The ongoing government shutdown has left U.S. policymakers without critical data at a pivotal time for the economy. As Federal Reserve officials prepare for their late-October meeting to determine whether to continue cutting interest rates or pause, they’re facing the challenge of making that decision with limited fresh information.
Several federal agencies that supply essential economic reports have paused most of their operations due to the funding lapse, including the Bureau of Labor Statistics (BLS) and the Bureau of Economic Analysis (BEA). The release of the consumer price index (CPI), originally scheduled for October 15, has been postponed to October 24. Meanwhile, key reports like the monthly jobs and retail sales data have been delayed indefinitely.
When the Fed convenes on October 28–29, it will be forced to rely on outdated figures, past trends, anecdotal evidence, and private-sector data to assess the economy’s trajectory. Without recent official numbers, determining whether inflation has stabilized and how quickly the labor market is cooling becomes significantly harder.
The most concerning impact of the shutdown centers on the consumer price index, a vital measure the Fed uses to shape monetary policy. The BLS typically collects prices on roughly 80,000 goods and services each month, mostly through in-person visits conducted over three 10-day periods. According to Morgan Stanley economists, by October 10 the agency had already missed about one-third of its usual October data collection.

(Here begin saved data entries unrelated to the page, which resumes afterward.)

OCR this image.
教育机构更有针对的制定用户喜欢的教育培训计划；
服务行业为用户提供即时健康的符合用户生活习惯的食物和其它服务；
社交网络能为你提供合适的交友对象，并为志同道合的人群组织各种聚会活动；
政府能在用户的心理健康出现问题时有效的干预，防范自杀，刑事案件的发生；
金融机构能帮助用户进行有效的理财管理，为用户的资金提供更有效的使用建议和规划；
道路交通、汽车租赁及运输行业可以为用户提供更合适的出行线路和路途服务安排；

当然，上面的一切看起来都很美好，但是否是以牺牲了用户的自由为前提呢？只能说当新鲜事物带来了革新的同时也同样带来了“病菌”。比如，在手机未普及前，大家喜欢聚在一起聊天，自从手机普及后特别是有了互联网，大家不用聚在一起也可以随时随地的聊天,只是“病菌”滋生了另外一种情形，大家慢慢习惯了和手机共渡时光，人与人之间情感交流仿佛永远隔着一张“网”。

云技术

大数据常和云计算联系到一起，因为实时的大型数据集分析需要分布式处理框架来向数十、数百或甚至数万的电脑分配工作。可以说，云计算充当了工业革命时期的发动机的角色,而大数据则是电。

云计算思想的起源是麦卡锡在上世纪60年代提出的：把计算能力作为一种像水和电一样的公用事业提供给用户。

Former BLS Commissioner Erica Groshen noted that while the agency can recover some of the lost data through overtime work or by using “imputation” a statistical method that estimates missing data the overall accuracy of the report will decline. Omair Sharif, president of Inflation Insights LLC, warned that the quality of data will start deteriorating immediately. “By the third week, you’re looking at either very poor-quality data or none at all,” he said.
The shutdown also affects the personal consumption expenditures (PCE) price index, a key inflation metric published by the BEA that incorporates CPI data as an input.
Other data disruptions are expected to be less severe. For instance, the BLS’s employment report relies on two surveys one targeting employers to estimate job growth, and another polling households to measure unemployment.
Employer data should remain largely intact, but household surveys could face delays. During the 2013 shutdown, however, response rates stayed within normal ranges, suggesting minimal long-term damage.
Retail sales data from the Census Bureau, which are largely submitted online or by mail, are considered mostly “immune” to the current shutdown, according to Morgan Stanley.
This marks the 15th U.S. government shutdown since 1981, and several previous ones have disrupted the release of major economic reports.
During the 21-day shutdown of 1995–1996, the December employment report was delayed two weeks, though officials said the disruption didn’t significantly affect the data’s accuracy. Similarly, the 2013 shutdown delayed both September and October jobs reports, along with trade, retail sales, and GDP updates.
The 35-day shutdown that began in December 2018 the longest in U.S. history caused even greater disruptions. Key releases such as retail sales and GDP were postponed, while others, including trade and inventory data, were scrapped entirely. Fortunately, reports from the BLS, such as employment and CPI, continued since the agency had already secured its funding at the time.
With federal statistics on hold, private firms are stepping in to provide alternative data. ADP Research releases monthly payroll estimates based on over 26 million employee records, while Indeed tracks job openings. Challenger, Gray & Christmas reports monthly job-cut figures, and Revelio Labs uses data from more than 100 million online profiles to estimate hiring trends.
Wall Street institutions have also developed their own indicators. The Carlyle Group and Bank of America publish regular labor market updates, while Goldman Sachs estimates jobless claims using state-level data. Although helpful, these private indicators vary in methodology and coverage, making them imperfect substitutes for official reports.
The Fed now faces the difficult task of weighing signs of a weakening labor market against the inflationary risks tied to tariffs. With fewer official numbers available, policymakers are increasingly turning to alternative sources.
Fed Governor Christopher Waller recently pointed to reports from Carlyle and ADP, noting that Carlyle estimated just 17,000 new jobs in September. “These private reports aren’t as comprehensive as government data,” Waller said, “but they’re all showing the same thing the labor market is losing strength.”
In a small relief for policymakers, the BLS announced on October 10 that it would still release the September CPI report before the Fed’s next meeting. However, the October report, due in November, may already be compromised by the ongoing shutdown.
Fed Chair Jerome Powell acknowledged on October 14 that the situation could “become more challenging” if October data collection remains disrupted. Economists at the Royal Bank of Canada warned that this data blackout “will make a data-dependent Fed’s job increasingly difficult for the rest of 2025,” hindering efforts to understand how tariffs are influencing prices and employment trends.
In short: With official economic data delayed, the Fed is being forced to steer policy using older figures and private-sector estimates an uneasy position as it navigates competing risks of inflation and slowing growth.